FO Differential equations and account balance

[fogvajarash]

Homework Statement

a. Assume that y_o dollars are deposited into an account paying r percent compounded continuously. If withdrawals are at an annual rate of 200t dollars (assume these are continuous), find the amount in the account after T years.

b. Consider the special case if r = 10% and y₀=$20000

c. When will the account be depleted if y₀=$5000? Give your answer to the nearest month.

Homework Equations

The Attempt at a Solution

I've realized that the rate at which the account balance varies is the following:

dy/dt = ry - 200 (where r is the r percent rate, 0.10; and y the amount of money present)

However, when i try to obtain the differential equation, I keep getting that the amount of money present is the following:

y(T) = 200/r + (y₀-200/r)e^rT

This would, mean that the function would never decrease in the case of $20000 and as well for $5000 (meaning it will never be depleted). However, I'm pretty sure that I'm wrong on this one. Could anyone please help me with this? My procedure:

1/(ry-200) dy = 1 dt (integrate both parts)

ln(ry-200) 1/r = t + M₁

ln(ry-200) = rt + M₂

M₃e^rt=ry-200

y = M₄e^rt + 200/r

Then, if y(0) = y₀:

y₀ - 200/r = M₄

We then plug this result into our equation:

y = 200/r + (y₀ - 200/r)e^rT

This corresponds to the equation I've been getting. Is my procedure done right?

 

[Ray Vickson]

Homework Statement

a. Assume that y_o dollars are deposited into an account paying r percent compounded continuously. If withdrawals are at an annual rate of 200t dollars (assume these are continuous), find the amount in the account after T years.

b. Consider the special case if r = 10% and y₀=$20000

c. When will the account be depleted if y₀=$5000? Give your answer to the nearest month.

Homework Equations

The Attempt at a Solution

I've realized that the rate at which the account balance varies is the following:

dy/dt = ry - 200 (where r is the r percent rate, 0.10; and y the amount of money present)

However, when i try to obtain the differential equation, I keep getting that the amount of money present is the following:

y(T) = 200/r + (y₀-200/r)e^rT

This would, mean that the function would never decrease in the case of $20000 and as well for $5000 (meaning it will never be depleted).

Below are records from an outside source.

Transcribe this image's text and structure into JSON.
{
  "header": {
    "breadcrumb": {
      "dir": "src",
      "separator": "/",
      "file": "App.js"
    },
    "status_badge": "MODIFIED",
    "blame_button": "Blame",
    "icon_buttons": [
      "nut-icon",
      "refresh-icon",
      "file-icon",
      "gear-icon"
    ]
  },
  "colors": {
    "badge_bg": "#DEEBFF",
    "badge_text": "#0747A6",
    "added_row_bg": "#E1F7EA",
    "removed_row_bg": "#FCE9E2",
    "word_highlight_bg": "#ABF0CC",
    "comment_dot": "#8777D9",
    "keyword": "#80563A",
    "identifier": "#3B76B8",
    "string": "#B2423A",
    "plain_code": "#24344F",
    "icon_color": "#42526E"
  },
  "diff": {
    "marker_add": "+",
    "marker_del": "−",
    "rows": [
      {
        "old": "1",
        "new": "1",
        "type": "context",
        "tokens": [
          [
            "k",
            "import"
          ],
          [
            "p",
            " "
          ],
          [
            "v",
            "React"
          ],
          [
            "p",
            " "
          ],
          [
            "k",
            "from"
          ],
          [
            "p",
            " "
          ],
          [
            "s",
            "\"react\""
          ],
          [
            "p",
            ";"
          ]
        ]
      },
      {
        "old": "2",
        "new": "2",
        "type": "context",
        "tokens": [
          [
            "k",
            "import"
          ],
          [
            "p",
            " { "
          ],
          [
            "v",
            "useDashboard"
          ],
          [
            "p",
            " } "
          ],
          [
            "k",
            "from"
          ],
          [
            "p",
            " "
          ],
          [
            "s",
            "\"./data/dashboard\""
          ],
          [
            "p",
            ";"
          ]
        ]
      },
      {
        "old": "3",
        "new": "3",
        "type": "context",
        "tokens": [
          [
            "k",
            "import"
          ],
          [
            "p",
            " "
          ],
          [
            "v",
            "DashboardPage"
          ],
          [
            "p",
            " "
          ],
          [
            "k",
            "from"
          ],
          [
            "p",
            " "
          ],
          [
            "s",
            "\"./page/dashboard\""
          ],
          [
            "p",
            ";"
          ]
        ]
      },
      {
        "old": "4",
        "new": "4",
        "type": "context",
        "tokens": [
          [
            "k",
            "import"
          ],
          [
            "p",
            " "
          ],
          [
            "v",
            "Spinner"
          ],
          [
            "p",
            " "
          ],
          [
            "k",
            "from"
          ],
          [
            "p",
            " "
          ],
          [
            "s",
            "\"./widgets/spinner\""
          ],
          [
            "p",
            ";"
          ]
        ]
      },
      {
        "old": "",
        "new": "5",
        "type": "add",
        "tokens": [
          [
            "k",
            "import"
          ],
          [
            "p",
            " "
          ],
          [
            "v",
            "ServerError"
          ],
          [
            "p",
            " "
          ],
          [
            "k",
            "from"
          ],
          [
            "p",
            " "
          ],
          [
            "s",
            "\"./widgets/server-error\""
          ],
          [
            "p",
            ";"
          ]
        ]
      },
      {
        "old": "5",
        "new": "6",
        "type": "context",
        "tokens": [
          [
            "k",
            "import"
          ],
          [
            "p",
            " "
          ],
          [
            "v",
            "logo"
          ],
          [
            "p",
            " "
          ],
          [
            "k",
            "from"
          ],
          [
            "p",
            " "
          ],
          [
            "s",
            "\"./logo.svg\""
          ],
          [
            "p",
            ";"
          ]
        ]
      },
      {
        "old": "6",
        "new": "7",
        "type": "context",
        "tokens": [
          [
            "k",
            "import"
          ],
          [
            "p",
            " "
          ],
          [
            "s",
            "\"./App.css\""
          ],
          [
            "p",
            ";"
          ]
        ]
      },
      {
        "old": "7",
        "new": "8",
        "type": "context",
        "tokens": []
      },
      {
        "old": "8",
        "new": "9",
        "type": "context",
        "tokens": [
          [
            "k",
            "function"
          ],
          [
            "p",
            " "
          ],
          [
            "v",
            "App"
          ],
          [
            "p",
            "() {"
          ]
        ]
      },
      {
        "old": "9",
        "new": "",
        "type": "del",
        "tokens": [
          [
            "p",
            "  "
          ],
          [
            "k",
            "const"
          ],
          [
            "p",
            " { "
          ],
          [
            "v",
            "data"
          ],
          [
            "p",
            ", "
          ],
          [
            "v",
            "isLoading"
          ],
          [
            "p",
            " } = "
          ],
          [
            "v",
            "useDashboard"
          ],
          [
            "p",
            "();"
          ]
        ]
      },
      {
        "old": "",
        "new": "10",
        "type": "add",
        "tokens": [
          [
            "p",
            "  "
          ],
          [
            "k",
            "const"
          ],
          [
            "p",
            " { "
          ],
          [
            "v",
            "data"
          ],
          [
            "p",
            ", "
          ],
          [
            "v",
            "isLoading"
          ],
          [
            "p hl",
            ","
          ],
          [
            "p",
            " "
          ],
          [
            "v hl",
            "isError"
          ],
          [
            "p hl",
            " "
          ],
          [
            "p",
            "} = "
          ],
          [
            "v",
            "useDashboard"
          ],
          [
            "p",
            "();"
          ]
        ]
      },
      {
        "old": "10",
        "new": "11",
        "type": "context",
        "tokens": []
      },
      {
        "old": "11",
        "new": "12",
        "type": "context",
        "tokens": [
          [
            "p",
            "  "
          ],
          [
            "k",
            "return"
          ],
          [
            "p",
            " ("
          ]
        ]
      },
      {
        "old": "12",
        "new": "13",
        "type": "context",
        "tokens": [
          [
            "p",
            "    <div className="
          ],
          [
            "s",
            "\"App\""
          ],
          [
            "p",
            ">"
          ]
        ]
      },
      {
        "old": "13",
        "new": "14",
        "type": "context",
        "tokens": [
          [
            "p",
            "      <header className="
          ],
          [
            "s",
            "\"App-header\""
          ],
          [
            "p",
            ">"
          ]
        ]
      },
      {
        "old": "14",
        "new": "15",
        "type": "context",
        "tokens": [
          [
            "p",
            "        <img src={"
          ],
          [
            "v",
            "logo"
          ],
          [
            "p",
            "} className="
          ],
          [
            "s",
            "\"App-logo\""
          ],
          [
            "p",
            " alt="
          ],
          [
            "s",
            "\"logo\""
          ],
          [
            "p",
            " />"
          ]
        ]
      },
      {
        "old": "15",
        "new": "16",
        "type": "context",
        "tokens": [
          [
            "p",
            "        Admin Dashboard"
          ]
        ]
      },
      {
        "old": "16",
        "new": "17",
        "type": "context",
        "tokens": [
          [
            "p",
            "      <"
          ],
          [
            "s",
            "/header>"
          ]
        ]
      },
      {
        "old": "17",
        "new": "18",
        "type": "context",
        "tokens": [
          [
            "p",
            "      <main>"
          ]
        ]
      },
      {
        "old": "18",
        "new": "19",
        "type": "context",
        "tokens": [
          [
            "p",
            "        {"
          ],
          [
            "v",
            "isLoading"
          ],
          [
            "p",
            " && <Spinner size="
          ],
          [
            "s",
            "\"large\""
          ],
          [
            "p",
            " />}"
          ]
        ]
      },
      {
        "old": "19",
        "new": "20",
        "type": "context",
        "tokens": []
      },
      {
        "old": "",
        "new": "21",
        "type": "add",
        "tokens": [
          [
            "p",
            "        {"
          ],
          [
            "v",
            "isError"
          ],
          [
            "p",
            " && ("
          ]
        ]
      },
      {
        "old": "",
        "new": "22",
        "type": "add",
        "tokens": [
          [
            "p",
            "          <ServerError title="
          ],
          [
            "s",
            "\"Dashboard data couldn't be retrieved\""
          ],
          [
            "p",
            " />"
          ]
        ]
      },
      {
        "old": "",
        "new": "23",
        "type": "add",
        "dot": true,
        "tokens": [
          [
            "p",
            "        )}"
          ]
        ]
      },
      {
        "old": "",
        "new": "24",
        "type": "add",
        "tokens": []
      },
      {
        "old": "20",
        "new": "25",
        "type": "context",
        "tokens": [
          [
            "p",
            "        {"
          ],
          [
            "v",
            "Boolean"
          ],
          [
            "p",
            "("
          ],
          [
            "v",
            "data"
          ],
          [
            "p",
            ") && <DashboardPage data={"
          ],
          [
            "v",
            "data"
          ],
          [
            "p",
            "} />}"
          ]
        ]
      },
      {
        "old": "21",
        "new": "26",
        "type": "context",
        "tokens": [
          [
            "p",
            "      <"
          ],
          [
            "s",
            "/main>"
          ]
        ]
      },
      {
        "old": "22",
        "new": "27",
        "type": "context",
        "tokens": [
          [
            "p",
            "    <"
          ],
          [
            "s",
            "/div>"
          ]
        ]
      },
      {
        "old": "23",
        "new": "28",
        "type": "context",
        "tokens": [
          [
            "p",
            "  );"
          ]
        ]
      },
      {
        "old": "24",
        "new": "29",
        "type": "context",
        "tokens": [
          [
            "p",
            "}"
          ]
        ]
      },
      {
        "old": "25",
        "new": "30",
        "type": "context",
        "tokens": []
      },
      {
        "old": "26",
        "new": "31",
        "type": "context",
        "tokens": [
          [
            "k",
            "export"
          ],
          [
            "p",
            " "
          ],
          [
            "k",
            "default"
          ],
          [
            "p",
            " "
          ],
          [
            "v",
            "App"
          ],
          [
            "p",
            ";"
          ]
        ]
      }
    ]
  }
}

However, I'm pretty sure that I'm wrong on this one. Could anyone please help me with this? My procedure:

1/(ry-200) dy = 1 dt (integrate both parts)

ln(ry-200) 1/r = t + M₁

ln(ry-200) = rt + M₂

M₃e^rt=ry-200

y = M₄e^rt + 200/r

Then, if y(0) = y₀:

y₀ - 200/r = M₄

We then plug this result into our equation:

y = 200/r + (y₀ - 200/r)e^rT

This corresponds to the equation I've been getting. Is my procedure done right?

Your withdrawal rates are incorrect; you said that the annual withdrawal rate is 200t, so at t = 1 it is at rate 100, at t = 2 it is at rate 200, etc. In other words, the withdrawal rate varies with t, so your DE is not correct.

In the corrected problem the value of y0 determines whether or not the account will ever be depleted, and when that will happen.

 

[fogvajarash]

Your withdrawal rates are incorrect; you said that the annual withdrawal rate is 200t, so at t = 1 it is at rate 100, at t = 2 it is at rate 200, etc. In other words, the withdrawal rate varies with t, so your DE is not correct.

In the corrected problem the value of y0 determines whether or not the account will ever be depleted, and when that will happen.

So this means i can't solve the problem until i have done first order linear DE?

 

[Chestermiller]

So this means i can't solve the problem until i have done first order linear DE?

Have you learned yet about using integrating factors for first order linear ODEs with constant coefficients?

Chet

 

[Ray Vickson]

u

So this means i can't solve the problem until i have done first order linear DE?

Presumably you know how to solve an equation of the form du/dt = ru - c for constant c. You can use a trick to reduce your problem to that form: in your equation dy/dt = ry - 200t you have ry - 200t on the right, and you can write this as r(y - (200/r)t) = ru, where u = y - (200/r)t. Now dy/dt = du/dt + 200/r, so the DE is du/dt + 200/r = ru, or du/dt = ru - 200/r = ru - c, and that is a form you already know how to solve.

 

[fogvajarash]

u

Presumably you know how to solve an equation of the form du/dt = ru - c for constant c. You can use a trick to reduce your problem to that form: in your equation dy/dt = ry - 200t you have ry - 200t on the right, and you can write this as r(y - (200/r)t) = ru, where u = y - (200/r)t. Now dy/dt = du/dt + 200/r, so the DE is du/dt + 200/r = ru, or du/dt = ru - 200/r = ru - c, and that is a form you already know how to solve.

I finally solved the problem by using the fact that it's a first order linear differential equation and then multiply it by the integrating factor.